Zwischen Menschen – Line Madsen Simenstad: Königin-Maud-Land ist geheim

Es ist ein schmaler Band von gerade mal 120 Seiten, den der Mare Verlag da passend zum Auftritt des Gastlands Norwegen auf der Frankfurter Buchmesse herausgegeben hat. Fünf Geschichten der 1985 geborenen Norwegerin Line Madsen Simenstad sind dort versammelt, die meisten nur etwa 20 Seiten lang. Die dritte Story „Königin-Maud-Land ist geheim“ steht im Zentrum des Bands und ist mit ca. 50 Seiten die längste.

In ihr lernen wir eine Mutter und ihren kleinen Sohn kennen. Sie schirmt ihn ab und vermeidet den Kontakt zur Außenwelt und versucht, so etwas wie eine Parallelwelt zu schaffen, die sie „Königin-Maud-Land“ nennt. Ihrem Sohn sagt sie, dass dieses Land geheim bleiben müsse. Nach innen versucht sie, ihm Geborgenheit zu geben, doch eigentlich ist es wohl sie, die Hilfe braucht. Kontaktversuche von außen blockt sie vehement ab.

In „Über die Liebe“, der ersten Geschichte, lernen wir zwei Schwestern kennen, die über die Liebe sprechen. Die Ältere weiht die Jüngere in ihre Gedanken ein, doch bald wird sie fortgehen, die Jüngere zurückbleiben. „Roter Riese“ erzählt von einem Vater, der im Sterben liegt und von seiner Tochter bzw. der ganzen Familie, die ein bisschen so tut, als sei das, was geschieht, nichts weiter als eine lästige Krankheit, durch die man eben durch muss.

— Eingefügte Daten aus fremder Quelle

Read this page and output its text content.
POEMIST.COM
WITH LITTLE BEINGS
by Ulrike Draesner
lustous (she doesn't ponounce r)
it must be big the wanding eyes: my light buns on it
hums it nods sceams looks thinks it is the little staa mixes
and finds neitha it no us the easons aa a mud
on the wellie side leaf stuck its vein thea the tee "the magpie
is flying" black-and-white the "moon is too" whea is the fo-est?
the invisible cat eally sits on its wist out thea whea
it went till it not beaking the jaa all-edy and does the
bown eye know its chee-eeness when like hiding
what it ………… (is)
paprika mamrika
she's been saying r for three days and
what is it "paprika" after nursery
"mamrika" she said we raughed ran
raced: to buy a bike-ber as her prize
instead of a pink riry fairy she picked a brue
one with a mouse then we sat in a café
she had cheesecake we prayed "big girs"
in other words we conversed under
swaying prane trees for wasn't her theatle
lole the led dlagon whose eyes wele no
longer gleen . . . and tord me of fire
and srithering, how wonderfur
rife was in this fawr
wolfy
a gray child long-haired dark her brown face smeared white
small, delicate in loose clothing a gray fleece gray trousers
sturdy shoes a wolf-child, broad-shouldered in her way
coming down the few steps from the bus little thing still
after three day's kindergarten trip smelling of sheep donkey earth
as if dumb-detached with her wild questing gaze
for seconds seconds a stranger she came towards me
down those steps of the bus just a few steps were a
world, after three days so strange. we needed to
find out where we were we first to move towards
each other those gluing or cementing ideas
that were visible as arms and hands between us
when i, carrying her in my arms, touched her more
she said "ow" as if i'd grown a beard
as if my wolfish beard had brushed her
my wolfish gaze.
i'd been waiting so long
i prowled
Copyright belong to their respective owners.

Am besten gefallen haben mir die vierte und die fünfte Story: In „Die Tschernobyltiere“ geht es abermals um eine Vater-Tochter-Beziehung. Beide leben mit der Lebensgefährtin des Vaters und dessen Sohn in einem Haus, es ist Silvester, der Vater bricht auf, um Böller zu kaufen, seine Freundin ist verärgert, weil er nicht pünktlich zurückkommt. Angestaute Wut kommt hoch, die Situation droht zu eskalieren. Die Tochter führt zum ersten und womöglich einzigen Mal ein Gespräch mit ihrem Stiefbruder, bevor sich zeigen wird, ob es für die Familie eine Zukunft gibt.

In „Mein Beileid“ steht wiederum eine junge Frau im Mittelpunkt, die sich einem Taxifahrer anvertraut. Ihr Freund hat sich nach einem Trauerfall von ihr getrennt, hat ihr die Möglichkeit verwehrt, sich in diesen schweren Tagen um ihn zu kümmern. Wie soll sie damit umgehen?

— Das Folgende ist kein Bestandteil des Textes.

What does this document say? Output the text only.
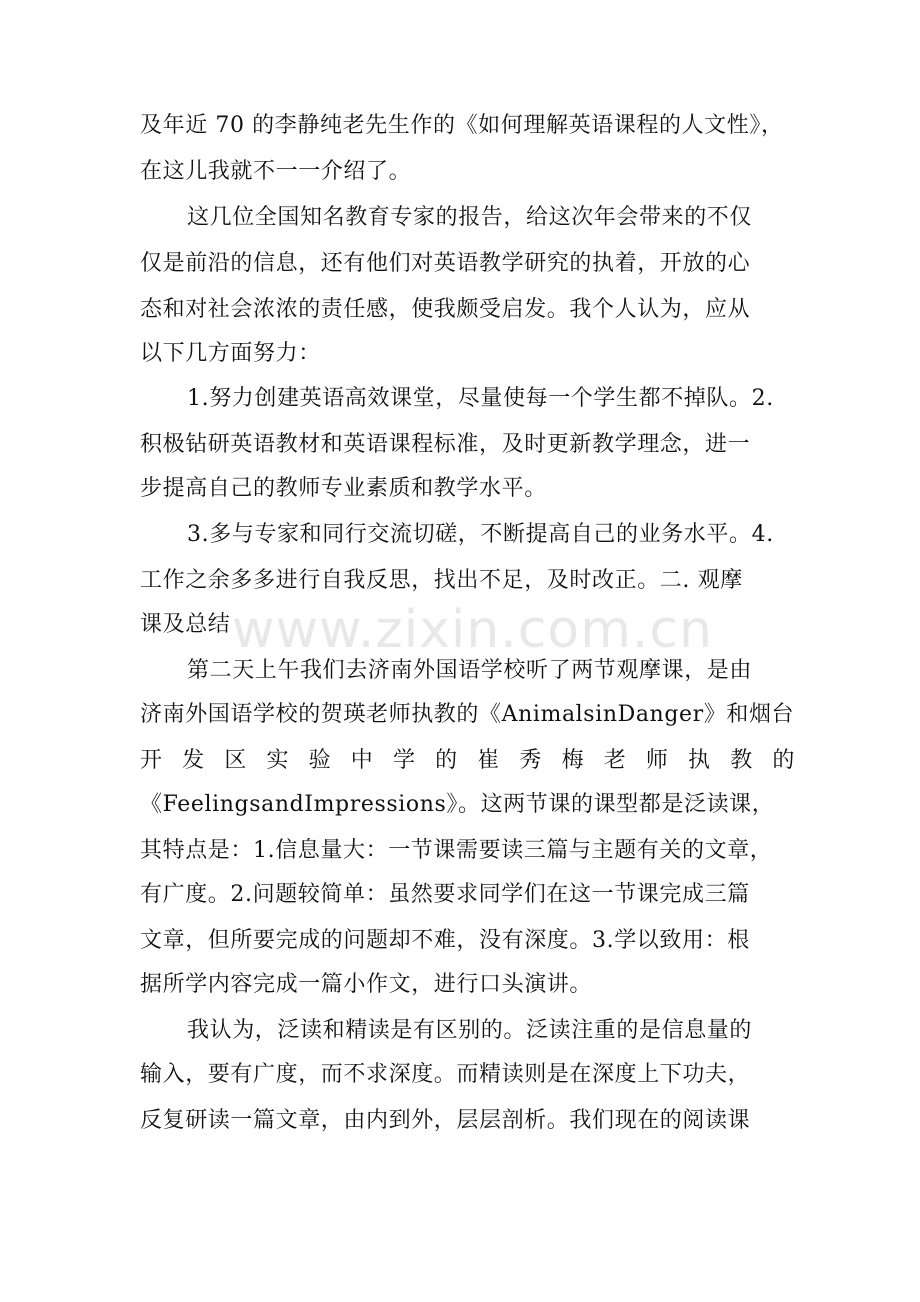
及年近 70 的李静纯老先生作的《如何理解英语课程的人文性》，
在这儿我就不一一介绍了。
这几位全国知名教育专家的报告，给这次年会带来的不仅
仅是前沿的信息，还有他们对英语教学研究的执着，开放的心
态和对社会浓浓的责任感，使我颇受启发。我个人认为，应从
以下几方面努力：
1.努力创建英语高效课堂，尽量使每一个学生都不掉队。2.
积极钻研英语教材和英语课程标准，及时更新教学理念，进一
步提高自己的教师专业素质和教学水平。
3.多与专家和同行交流切磋，不断提高自己的业务水平。4.
工作之余多多进行自我反思，找出不足，及时改正。二. 观摩
课及总结
第二天上午我们去济南外国语学校听了两节观摩课，是由
济南外国语学校的贺瑛老师执教的《AnimalsinDanger》和烟台
开 发 区 实 验 中 学 的 崔 秀 梅 老 师 执 教 的
《FeelingsandImpressions》。这两节课的课型都是泛读课，
其特点是：1.信息量大：一节课需要读三篇与主题有关的文章，
有广度。2.问题较简单：虽然要求同学们在这一节课完成三篇
文章，但所要完成的问题却不难，没有深度。3.学以致用：根
据所学内容完成一篇小作文，进行口头演讲。
我认为，泛读和精读是有区别的。泛读注重的是信息量的
输入，要有广度，而不求深度。而精读则是在深度上下功夫，
反复研读一篇文章，由内到外，层层剖析。我们现在的阅读课
www.zixin.com.cn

Alle Geschichten in Line Madsen Simenstads Buch sind kurze Ausschnitte, Momentaufnahmen im Leben der meist jungen Frauen, um die es geht und zeigen einschneidende Ereignisse in ihrem Leben. Sie sind in einfacher Sprache verfasst, hier werden nicht viele Worte gemacht, alles wirkt erst einmal nüchtern und etwas distanziert, während es unter der Oberfläche brodelt.

Fast immer wollte ich weiterlesen, besonders die beiden Storys, die mir am besten gefallen haben, wollte wissen, was in der Silvesternacht mit Tochter und Vater und dem Streit um die Böller geschieht, wollte dabei sein, wenn die Taxifahrt der Verlassenen beendet ist. Für mich ein Zeichen, dass es der Autorin gelingt, auf kleinstem Raum einen Kosmos zu schaffen, ihre Leser mit wenigen Worten, mit reduzierten Mitteln, zu fesseln, so dass man das Gefühl hat, man habe eine längere Erzählung, vielleicht sogar einen Roman gelesen. Es sind Geschichten um menschliche Beziehungen, darum, wie sie miteinander umgehen, was sie einander sein wollen oder können. Geschichten, die nur einen Ausschnitt zeigen, in denen aber viel mitschwingt. Ein schmaler Band mit kurzen Einblicken, klein, aber fein.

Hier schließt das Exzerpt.